Infant Illness: If your child was poorly in their first few weeks or months of life, had a prolonged hospital stay, or struggled with putting on weight, this can also impact their development. Infants require a huge amount of nutrients to develop and struggle to cope with stresses on their body (such as illnesses). Their physical and social development may well take a back seat if they are fighting other battles!
Environment: An environment with a lack of stimulation can slow your child’s development, simply because they are not exposed to a wide variety of experiences. Examples include lack of opportunity to move and explore (e.g. tummy time), lack of stimulation through toys and sounds, and lack of contact with people with meaning (parents, caregivers, siblings etc.). You could correct this if it has been the case, but please note that a stressful environment which is overstimulating can also have a harmful effect on your child’s development. Playing and talking to your child naturally might be the best solution.
Genetics: If your child is diagnosed with a genetic condition, it is important to understand any implications this may have on their physical, social or intellectual development, and take this into account when assessing their progress. Small improvements can be huge achievements for a child with additional needs.
If you are unsure of your child’s development, seek further advice if:
- Your child isn’t meeting milestones on a regular basis, stops showing progress or starts regressing
- They are very floppy or stiff when you hold them
- They are using one side of their body more than the other
- They are not interacting with you, or with their environment
- You have any concerns over their hearing or vision
- They have issues with feeding or swallowing
There are also many ways in which you can help to nurture your child’s development:
- Tummy time: It helps to strengthen neck, back and upper body muscles in preparation for things like sitting and crawling.
- “Back and forth” interactions: Where you copy facial expressions, babble back to your baby and mimic their gestures.
- Sensory play: Including swimming, messy play, use of different textures, soft play areas etc.
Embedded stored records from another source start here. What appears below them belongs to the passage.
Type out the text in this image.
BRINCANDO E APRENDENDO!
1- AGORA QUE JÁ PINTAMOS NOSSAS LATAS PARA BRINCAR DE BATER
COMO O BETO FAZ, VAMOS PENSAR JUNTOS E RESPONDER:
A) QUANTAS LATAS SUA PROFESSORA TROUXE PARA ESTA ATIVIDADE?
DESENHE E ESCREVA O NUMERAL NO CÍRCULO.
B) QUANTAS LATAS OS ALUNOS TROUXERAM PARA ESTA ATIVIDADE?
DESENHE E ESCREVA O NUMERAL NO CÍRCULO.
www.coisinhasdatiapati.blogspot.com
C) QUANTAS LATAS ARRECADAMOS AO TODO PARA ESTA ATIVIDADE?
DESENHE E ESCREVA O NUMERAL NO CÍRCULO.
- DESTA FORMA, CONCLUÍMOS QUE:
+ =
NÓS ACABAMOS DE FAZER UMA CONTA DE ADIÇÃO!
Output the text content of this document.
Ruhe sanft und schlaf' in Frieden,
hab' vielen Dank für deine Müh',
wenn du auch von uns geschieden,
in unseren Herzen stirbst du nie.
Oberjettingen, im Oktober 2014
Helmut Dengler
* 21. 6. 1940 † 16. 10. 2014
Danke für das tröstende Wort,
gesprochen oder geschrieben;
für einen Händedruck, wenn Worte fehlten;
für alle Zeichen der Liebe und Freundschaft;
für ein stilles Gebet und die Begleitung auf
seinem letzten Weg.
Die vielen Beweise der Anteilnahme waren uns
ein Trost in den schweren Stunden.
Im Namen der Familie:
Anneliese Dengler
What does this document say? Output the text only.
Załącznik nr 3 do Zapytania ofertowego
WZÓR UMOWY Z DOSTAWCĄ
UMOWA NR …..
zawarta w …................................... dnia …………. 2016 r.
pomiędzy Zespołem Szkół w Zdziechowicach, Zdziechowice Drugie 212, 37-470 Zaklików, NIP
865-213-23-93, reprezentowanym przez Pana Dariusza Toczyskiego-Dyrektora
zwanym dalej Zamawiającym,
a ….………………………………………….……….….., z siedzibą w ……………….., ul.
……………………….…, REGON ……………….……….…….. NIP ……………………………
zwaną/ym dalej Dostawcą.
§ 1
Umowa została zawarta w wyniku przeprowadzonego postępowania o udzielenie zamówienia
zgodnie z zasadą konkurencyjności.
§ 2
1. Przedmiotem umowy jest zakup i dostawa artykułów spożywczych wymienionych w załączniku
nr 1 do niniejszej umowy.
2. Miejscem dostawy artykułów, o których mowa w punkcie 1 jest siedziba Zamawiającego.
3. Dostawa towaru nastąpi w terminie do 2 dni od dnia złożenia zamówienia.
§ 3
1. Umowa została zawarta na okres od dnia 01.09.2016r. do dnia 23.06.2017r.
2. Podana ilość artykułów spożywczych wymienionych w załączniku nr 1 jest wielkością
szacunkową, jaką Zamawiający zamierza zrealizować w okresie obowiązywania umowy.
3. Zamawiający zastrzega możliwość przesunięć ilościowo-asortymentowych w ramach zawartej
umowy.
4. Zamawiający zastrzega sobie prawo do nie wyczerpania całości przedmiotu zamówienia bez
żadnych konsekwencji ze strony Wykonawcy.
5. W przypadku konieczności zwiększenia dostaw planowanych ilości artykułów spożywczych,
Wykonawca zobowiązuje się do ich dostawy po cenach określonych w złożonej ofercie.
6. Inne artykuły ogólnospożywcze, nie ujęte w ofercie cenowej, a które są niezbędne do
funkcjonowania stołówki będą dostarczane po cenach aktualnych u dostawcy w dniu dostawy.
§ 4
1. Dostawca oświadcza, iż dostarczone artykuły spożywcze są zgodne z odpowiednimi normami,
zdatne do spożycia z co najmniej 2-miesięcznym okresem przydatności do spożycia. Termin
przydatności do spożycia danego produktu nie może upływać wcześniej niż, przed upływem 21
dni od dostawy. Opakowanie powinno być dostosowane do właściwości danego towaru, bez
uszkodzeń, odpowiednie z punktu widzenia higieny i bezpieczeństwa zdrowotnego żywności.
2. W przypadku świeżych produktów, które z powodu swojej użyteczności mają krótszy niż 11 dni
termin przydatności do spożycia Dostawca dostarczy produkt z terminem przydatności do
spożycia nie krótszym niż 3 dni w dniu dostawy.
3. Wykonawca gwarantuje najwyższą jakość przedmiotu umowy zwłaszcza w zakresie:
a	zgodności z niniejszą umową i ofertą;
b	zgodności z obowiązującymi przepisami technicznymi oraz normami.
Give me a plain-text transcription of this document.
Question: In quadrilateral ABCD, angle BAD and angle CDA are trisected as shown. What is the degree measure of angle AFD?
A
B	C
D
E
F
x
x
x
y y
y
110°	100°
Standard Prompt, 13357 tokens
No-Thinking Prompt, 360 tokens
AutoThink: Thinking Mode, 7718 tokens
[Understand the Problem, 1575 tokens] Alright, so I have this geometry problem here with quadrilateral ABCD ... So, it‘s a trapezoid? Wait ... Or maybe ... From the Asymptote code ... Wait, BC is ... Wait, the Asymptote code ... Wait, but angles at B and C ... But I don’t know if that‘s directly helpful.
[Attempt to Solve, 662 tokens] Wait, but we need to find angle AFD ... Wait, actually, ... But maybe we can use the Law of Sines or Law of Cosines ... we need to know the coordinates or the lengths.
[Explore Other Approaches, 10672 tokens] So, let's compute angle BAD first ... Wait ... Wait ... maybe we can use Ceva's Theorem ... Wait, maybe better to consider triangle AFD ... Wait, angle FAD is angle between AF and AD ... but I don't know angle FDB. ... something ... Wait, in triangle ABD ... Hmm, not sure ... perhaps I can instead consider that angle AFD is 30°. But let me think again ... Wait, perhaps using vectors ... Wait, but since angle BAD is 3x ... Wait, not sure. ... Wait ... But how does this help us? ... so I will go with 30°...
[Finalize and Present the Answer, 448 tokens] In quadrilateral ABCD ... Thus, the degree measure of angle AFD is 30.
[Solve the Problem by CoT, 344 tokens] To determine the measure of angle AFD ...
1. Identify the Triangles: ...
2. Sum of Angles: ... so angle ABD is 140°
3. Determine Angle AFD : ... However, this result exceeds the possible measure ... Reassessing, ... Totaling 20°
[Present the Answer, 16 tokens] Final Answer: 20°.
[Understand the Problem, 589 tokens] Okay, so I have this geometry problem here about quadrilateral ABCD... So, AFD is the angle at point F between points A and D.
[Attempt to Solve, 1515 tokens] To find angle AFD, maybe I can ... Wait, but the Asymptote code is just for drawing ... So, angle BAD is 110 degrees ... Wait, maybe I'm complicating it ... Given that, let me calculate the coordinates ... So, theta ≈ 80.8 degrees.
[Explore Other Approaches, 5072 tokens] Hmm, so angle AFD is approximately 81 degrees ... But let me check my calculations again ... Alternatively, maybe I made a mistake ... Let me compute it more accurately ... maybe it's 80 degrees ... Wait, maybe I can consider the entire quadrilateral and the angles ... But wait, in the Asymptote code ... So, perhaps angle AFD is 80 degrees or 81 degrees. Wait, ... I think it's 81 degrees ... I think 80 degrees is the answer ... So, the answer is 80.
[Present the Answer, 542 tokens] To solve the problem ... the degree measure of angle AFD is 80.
This helps your child learn to process sensory information.
- Avoid baby walkers: There is a huge body of evidence surrounding this, and many professional groups around the world want these to be banned, including the Chartered Society of Physiotherapy (UK), the American Academy of Pediatrics, and the Australian Physiotherapy Association (they have been banned in Canada since 2004). Baby walkers and upright bouncers (like doorframe ones) have been shown to delay walking, rather than speed up your child’s progress, and puts them at a higher risk of walking on their toes, or having weak hips and core muscles. Putting them in too early may make them miss other important milestones too, such as rolling or crawling. Tummy time and floor play are much better for your child’s motor, sensory and emotional development.
- Supervised exploration: Allow your child to try new movement patterns (like rolling over or pulling to stand), to get things wrong, and to explore their environment. This is how they learn and progress, particularly with motor skills.
There are many resources available for monitoring your child’s development. Ensure information comes from trusted sources, such as government produced leaflets or websites. The Hong Kong Family Health Service provides simple child health information covering birth to school age. If you are concerned about your child’s health or development, contact your General Practitioner or your child’s Paediatrician. They will be able to assess and refer you to the appropriate healthcare provider.